The main ports are Calicut, Kochi, Kolkata, Mumbai, Panaji and Rameswaram. Several international shipping companies and cruise lines serve these ports.
A number of ferries operate between Kolkata, Channai and Port Blair in the Andaman Islands. These services are often seasonal and are generally suspended during monsoon season. Seasonal catamaran services run between Mumbai and Goa and a range of local boat tours are available.
There are over 17 official languages in India ranging from Bengali to Punjabi to Urdu. Hindi is the most commonly used language with around 40% of the population having it as their first language and more understanding it. English is widely spoken in major cities, large towns and most tourist destinations. However, here are a few key Hindi expressions:
Hello - Namaste/Namaskar
Goodbye - Alvida
Yes - Haa(n)
No - Nahin
Do you speak English? - Kyaa aap angrézee mein baat kar saktey hain?
The use of Hinglish, a combination of Hindi with English, is rapidly increasing.
The official currency in India is the Indian Rupee (Rupaya in Hindi and Taka in Bengali and Assamese). One rupee divides into 100 paise (paisa singular).
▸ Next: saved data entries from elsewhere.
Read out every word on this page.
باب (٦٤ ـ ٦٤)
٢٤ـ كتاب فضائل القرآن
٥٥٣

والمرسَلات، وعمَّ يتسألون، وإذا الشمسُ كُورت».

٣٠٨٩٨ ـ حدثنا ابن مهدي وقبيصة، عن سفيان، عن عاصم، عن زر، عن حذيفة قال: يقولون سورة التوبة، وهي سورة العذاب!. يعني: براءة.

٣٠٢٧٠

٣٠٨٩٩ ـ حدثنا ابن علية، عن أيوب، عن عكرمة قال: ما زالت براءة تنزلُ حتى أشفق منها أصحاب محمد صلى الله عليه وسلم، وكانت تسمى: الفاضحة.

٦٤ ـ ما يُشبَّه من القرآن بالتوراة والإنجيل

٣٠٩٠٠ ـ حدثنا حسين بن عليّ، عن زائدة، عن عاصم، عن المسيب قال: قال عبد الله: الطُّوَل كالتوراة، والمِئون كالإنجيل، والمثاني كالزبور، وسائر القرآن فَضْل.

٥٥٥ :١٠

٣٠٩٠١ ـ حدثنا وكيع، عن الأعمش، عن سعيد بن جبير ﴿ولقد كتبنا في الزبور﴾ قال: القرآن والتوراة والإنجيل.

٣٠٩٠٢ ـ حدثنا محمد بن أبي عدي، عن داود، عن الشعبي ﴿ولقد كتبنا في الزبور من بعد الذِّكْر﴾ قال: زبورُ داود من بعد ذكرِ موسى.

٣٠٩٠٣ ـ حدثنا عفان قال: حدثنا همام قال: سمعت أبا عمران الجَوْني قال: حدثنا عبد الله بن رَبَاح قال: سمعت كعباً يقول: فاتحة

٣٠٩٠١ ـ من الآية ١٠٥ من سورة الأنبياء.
The domestic electricity voltage is 230-240 volts AC, 50Hz. Some areas have a DC supply and either round two pin or three pin plugs are commonly used.
The country dialling code for India is +91.
In an emergency the following numbers should be used:
Police - 100
Fire - 101
Ambulance - 102.
Most visitors to India will require a visa. The type of visa you need will depend on the purpose of your visit and your intended length of stay. Contact your Indian Embassy for details.
Tap water is generally not safe for drinking. Bottled water is widely available.
All visitors are asked to remove their footwear when entering a place of religious worship.
Most Indians removed their shoes when entering their homes, it is advisable it follow suit.
Women are expected to dress modestly and men should also dress respectfully. Revealing, clingy clothing is out of place away from the beach.
It is often expected to have to negotiate the price with street vendors and stalls but not in department stores and the like.
Visitors often find the different head nods for yes, ok and no, that Indians have confusing.
Shaking your head back and forth means "yes".
Nodding your head in a tilting motion from right to left means "ok", indicating acceptance.
Shaking your head from left to right means "no".